对一个拐走自己未婚妻的人还如此无微不至的照顾,其人胸襟之宽大实非常人能及。这是沈素心所下的评语。
可是试着跟他说说话,他不是转头就走,就是充耳不闻。
“太小气了。”前几天的评语重新改过。
闷死他了,这荒谷只有他们两人,他老板着张棺材脸,又不搭理他,存心教他疯掉吗?
整天躺着也是累,倒不如到洞外晃晃走走。
“不错。”顺手拈起一朵不知名的蓝色小花,站在湖边山青水碧,好一处世外桃源。
头顶有巨大黑影掠过,一愣,有这么大的鸟?
抬头一看,一条蓝色身影在山壁上腾挪飞跃,借力不断窜高、窜高……
“小心哪!”看得沈素心心惊胆跳,深恐一个不小心,就此魂断幽谷。
那人听到呼声,在半空中倒转身子,笔直而下。
“厉……厉害!”看得张目结舌,沈素心举起右手大拇指大赞夏红尘:“你的轻功真了得,这功夫叫什么?” “栖云凤。

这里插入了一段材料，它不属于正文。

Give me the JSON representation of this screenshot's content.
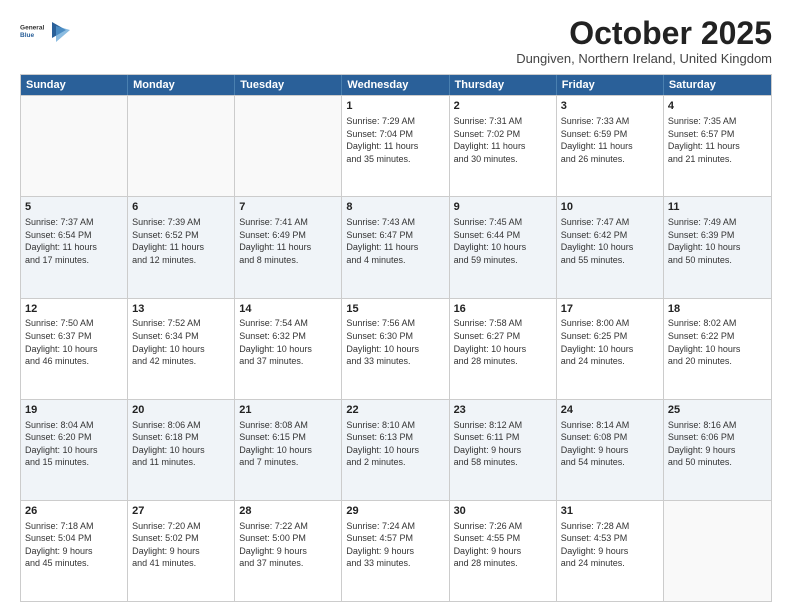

”
他曾和顾宁清在南山之颠用师父所教的这套轻功比过脚程,顾宁清当然不是他的对手,他故意放慢脚步,听她在后面追赶娇唤:
“师哥,你可要小心了,我要追上你了。”
夏红尘的嘴角泛起甜蜜的浅笑,那段时光而今安在?剑眉一凝,瞪向身边的罪魁祸首。
沈素心连忙倒退三步。他又哪儿招他惹他了?前一会儿他还不是自顾自地在笑吗?
“练练功夫不错,强身健骨。”
坠崖后他变得嘻皮笑脸、油嘴滑舌,他是沈素心,又不是沈素心,该怎么面对他,夏红尘自己都不知如何是好了。
“你身体调养得差不多了,明天我们就上去吧。”
“上去?”听他说得像吃饭喝茶那么简单,光抬头仰望山顶,他脖子都发酸,有那么容易上得去?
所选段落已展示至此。